La politica ha bisogno di creativi
02/03/2009
E pure di strategia, verrebbe da aggiungere dopo aver ascoltato gli interventi di politici, rappresentanti delle istituzioni ed esperti di comunicazione elettorale intervenuti a More Than Politics. Evento laboratorio organizzato lo scorso venerdì mattina a Milano dalla seconda edizione di More Than Zero Festival. Grandi assenti le realtà della comunicazione di marca. Ma, come si sa, quando c’è di mezzo il ‘pubblico’, o affini, sembra proprio non facciano testo.
In effetti, mancavano. Forse perché chi è abituato a ragionare in termini di strategia, di numeri, di Roi, di efficacia, l’impressione di stare un momentino indietro l’ha sicuramente avuta. Non per altro, semplicemente per la sensazione di assenza di un disegno a monte. Di una strategia di lungo. Che è poi la base per il successo della comunicazione.
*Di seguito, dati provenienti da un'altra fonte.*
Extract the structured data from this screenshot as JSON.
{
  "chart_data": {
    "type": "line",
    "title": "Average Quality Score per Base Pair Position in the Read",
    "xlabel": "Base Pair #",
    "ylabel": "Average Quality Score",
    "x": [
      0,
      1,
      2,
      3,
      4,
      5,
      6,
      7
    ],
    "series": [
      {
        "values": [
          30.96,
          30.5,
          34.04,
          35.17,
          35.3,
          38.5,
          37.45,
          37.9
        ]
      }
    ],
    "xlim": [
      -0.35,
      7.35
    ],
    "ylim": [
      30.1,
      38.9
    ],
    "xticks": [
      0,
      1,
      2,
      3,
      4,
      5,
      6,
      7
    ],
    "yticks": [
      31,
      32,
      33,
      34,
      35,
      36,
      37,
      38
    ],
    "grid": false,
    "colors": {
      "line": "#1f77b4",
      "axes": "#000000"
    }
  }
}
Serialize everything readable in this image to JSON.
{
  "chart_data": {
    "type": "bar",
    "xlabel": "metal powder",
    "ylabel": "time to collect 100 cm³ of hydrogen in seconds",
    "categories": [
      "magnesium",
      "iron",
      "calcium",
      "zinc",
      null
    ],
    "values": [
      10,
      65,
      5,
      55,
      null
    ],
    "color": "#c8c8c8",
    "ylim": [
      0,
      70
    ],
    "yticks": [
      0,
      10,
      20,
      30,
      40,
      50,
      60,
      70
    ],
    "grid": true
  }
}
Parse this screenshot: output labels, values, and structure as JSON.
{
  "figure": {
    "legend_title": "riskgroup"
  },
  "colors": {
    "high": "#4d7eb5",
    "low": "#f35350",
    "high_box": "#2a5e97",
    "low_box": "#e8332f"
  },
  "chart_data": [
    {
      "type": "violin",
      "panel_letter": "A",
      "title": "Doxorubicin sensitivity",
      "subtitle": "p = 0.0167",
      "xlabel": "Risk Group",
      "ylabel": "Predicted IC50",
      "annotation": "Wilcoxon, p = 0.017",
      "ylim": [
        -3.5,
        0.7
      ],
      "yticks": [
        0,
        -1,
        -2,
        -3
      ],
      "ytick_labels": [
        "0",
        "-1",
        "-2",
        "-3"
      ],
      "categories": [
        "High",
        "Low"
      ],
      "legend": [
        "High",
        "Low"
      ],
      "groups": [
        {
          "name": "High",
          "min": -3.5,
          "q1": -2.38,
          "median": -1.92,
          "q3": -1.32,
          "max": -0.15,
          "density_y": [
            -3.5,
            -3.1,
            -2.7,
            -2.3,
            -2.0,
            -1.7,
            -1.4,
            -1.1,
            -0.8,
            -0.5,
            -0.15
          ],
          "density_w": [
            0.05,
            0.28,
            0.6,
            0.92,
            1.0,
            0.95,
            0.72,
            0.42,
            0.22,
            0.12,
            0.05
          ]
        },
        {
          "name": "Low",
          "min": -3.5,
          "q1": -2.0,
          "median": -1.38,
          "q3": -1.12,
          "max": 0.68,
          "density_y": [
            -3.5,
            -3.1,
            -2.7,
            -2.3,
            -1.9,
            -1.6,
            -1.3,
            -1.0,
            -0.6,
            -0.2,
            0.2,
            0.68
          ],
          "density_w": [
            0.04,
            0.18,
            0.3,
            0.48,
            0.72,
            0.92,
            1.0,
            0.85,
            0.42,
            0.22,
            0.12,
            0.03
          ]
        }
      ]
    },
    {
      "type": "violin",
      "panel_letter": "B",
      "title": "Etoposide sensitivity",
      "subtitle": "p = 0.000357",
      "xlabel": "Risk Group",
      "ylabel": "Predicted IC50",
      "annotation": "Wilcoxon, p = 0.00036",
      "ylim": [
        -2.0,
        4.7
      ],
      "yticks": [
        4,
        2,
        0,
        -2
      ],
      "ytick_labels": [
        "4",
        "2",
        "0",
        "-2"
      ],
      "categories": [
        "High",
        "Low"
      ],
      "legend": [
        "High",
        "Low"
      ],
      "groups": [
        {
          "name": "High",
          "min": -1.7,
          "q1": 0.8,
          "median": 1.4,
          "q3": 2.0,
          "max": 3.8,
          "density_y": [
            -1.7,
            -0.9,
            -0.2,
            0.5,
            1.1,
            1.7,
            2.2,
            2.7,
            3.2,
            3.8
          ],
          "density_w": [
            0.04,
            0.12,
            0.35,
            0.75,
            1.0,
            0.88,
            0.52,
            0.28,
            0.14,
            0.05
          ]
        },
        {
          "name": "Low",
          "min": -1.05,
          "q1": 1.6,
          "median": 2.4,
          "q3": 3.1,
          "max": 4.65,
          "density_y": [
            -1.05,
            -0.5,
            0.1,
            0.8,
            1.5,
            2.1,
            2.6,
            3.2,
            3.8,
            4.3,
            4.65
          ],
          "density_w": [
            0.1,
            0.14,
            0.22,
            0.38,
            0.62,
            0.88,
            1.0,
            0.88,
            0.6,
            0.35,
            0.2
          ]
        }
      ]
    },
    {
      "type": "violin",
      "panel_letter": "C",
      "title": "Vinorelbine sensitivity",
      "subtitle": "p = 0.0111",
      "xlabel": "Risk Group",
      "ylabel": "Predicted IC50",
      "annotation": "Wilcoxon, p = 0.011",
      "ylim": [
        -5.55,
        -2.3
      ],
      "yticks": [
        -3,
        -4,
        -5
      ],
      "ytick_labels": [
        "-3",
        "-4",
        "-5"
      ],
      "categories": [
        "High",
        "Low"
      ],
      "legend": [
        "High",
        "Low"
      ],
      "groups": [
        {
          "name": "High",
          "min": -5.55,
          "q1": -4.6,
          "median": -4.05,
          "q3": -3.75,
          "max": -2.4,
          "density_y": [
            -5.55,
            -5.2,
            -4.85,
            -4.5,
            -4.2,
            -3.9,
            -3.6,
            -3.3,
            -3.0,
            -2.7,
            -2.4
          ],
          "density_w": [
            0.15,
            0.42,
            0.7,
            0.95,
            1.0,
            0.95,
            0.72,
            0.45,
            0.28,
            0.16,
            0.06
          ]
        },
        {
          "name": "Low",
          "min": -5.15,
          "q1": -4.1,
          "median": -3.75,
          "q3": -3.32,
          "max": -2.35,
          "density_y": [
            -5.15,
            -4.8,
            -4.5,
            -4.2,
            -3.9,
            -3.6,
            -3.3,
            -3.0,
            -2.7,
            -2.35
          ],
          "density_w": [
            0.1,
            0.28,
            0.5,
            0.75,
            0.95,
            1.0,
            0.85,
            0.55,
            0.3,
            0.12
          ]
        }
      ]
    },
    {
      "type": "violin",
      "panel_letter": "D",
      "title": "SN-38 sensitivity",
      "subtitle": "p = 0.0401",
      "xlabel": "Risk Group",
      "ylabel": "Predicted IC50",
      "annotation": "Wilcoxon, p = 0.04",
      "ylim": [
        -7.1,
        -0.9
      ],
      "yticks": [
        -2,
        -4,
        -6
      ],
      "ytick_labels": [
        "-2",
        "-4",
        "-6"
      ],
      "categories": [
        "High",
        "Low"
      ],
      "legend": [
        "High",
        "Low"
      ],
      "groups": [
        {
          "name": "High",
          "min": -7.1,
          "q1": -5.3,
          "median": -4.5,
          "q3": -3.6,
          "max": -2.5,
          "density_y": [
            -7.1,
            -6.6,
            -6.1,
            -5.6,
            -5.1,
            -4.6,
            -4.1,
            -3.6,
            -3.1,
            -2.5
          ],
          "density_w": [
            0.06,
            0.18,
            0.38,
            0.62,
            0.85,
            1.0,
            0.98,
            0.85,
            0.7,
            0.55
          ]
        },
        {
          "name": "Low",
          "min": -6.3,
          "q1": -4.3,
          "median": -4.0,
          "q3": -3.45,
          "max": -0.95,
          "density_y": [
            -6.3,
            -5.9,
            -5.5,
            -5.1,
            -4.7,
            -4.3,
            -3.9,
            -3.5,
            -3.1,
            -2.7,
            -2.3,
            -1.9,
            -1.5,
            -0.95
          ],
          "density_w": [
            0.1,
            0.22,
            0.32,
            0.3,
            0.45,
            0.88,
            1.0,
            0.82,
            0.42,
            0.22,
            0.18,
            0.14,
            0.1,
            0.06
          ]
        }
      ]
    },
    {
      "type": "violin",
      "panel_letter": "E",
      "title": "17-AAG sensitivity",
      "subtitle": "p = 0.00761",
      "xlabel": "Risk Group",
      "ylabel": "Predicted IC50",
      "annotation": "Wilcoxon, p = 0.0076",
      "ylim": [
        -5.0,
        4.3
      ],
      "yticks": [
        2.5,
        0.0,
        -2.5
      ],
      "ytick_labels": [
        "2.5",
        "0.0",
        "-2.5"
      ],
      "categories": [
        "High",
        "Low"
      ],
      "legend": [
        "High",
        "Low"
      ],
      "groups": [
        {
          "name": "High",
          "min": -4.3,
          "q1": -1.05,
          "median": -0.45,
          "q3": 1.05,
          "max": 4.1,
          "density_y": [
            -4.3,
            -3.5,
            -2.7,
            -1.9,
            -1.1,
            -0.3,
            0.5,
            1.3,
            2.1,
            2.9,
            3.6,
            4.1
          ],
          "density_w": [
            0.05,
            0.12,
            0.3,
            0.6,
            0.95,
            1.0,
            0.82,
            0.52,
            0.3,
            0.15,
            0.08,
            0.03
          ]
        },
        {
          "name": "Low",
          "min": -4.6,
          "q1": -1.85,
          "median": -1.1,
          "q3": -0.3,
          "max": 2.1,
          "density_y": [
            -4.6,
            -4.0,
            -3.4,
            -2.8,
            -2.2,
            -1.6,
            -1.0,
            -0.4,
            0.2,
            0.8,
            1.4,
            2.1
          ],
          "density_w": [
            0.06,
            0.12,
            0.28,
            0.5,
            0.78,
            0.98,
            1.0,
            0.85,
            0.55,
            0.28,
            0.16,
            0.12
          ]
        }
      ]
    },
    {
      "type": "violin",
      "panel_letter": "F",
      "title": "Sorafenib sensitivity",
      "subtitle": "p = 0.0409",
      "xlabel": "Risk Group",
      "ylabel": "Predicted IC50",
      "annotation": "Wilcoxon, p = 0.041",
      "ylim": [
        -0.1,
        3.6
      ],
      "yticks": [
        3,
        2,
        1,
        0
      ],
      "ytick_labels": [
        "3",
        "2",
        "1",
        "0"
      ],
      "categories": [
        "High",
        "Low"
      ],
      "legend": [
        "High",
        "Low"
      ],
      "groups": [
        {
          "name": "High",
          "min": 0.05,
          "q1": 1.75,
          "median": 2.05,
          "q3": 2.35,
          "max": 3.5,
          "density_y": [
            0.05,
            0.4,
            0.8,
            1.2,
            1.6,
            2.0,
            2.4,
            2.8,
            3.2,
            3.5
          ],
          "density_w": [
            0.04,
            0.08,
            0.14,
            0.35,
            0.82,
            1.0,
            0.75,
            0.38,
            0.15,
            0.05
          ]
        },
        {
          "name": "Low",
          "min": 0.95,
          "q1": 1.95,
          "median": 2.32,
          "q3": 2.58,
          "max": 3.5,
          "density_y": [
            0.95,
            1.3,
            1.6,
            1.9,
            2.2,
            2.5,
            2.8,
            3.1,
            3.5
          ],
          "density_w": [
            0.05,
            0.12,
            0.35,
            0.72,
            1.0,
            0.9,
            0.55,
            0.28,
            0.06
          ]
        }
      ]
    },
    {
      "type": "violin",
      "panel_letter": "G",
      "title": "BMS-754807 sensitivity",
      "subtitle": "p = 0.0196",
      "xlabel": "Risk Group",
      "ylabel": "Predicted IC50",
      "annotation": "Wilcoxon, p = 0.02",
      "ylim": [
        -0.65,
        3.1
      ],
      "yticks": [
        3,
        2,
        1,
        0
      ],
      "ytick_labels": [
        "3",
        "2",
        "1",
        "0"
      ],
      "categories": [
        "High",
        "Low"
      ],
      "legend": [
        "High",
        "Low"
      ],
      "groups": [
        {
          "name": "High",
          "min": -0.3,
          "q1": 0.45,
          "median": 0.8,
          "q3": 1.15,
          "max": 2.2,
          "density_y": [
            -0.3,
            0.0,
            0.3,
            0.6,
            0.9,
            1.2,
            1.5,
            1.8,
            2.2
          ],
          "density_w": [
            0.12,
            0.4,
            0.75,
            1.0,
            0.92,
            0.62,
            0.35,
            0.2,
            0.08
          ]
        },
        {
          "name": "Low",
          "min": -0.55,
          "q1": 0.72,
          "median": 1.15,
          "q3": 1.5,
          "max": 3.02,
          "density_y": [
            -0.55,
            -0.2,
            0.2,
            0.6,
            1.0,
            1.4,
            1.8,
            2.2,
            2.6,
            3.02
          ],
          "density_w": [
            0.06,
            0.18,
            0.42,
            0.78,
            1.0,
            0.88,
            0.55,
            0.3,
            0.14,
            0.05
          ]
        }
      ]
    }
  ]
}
In rete, ma non solo.
E Obama insegna. Oggi a essere indicato quale guru del cambio di registro, disegnando il successo di una campagna elettorale in cui la strategia ha fatto la differenza. Ricordando, comunque, che l’operazione ha visto l’impegno di cento persone. Decretando la fine dell’internet team, perché la rete deve essere trasversale, integrata in tutte le fasi della campagna, dalla raccolta di fondi all’organizzazione nel territorio.
Evidenziando come la personalità del candidato è tutto. Perché, non diversamente da quanto succede con le marche, è da essa che bisogna partire nel costruire la strategia di comunicazione. Con la realtà che viene comunque prima. Quella di Obama a parlare di un candidato perfettamente a suo agio tra vecchi e nuovi media, riconoscendone il relativo valore e rispettandone le prerogative. Perché la credibilità è fondamentale. Dunque il rispetto del mandato di ogni canale, dalla tv ai blog, dalla rete al cellulare, non tradendo le aspettative della gente che, attratta da quel preciso strumento, è proprio lì che ti viene a trovare.
Non a caso, investendo Obama 370 milioni di dollari nell’advertising tradizionale, seppur meno del 50% di quanto impiegato nel resto, e soprattutto iniziando ad agire due anni prima. Perché la rete vive di relazioni. Che si sa, non si costruiscono nei tre mesi che i candidati da noi dedicano alla loro promozione.
Oltre al tempo, poi, anche l’organizzazione ha decretato il successo. Non è vero che in rete le persone si autodisciplinano. La viralità funziona se orchestrata da chi ha capacità organizzaztive, da un pool di esperti che dall’online sanno appropriarsi della realtà, definendo regole precise, cui ogni volontario deve poi sottostare, pena l’espulsione. Ovviamente puntando molto sul linguaggio, su quel noi che scatena la responsabilità, trasformando tutti in cellule attive. Senza censure, accettando anche i ‘contro’.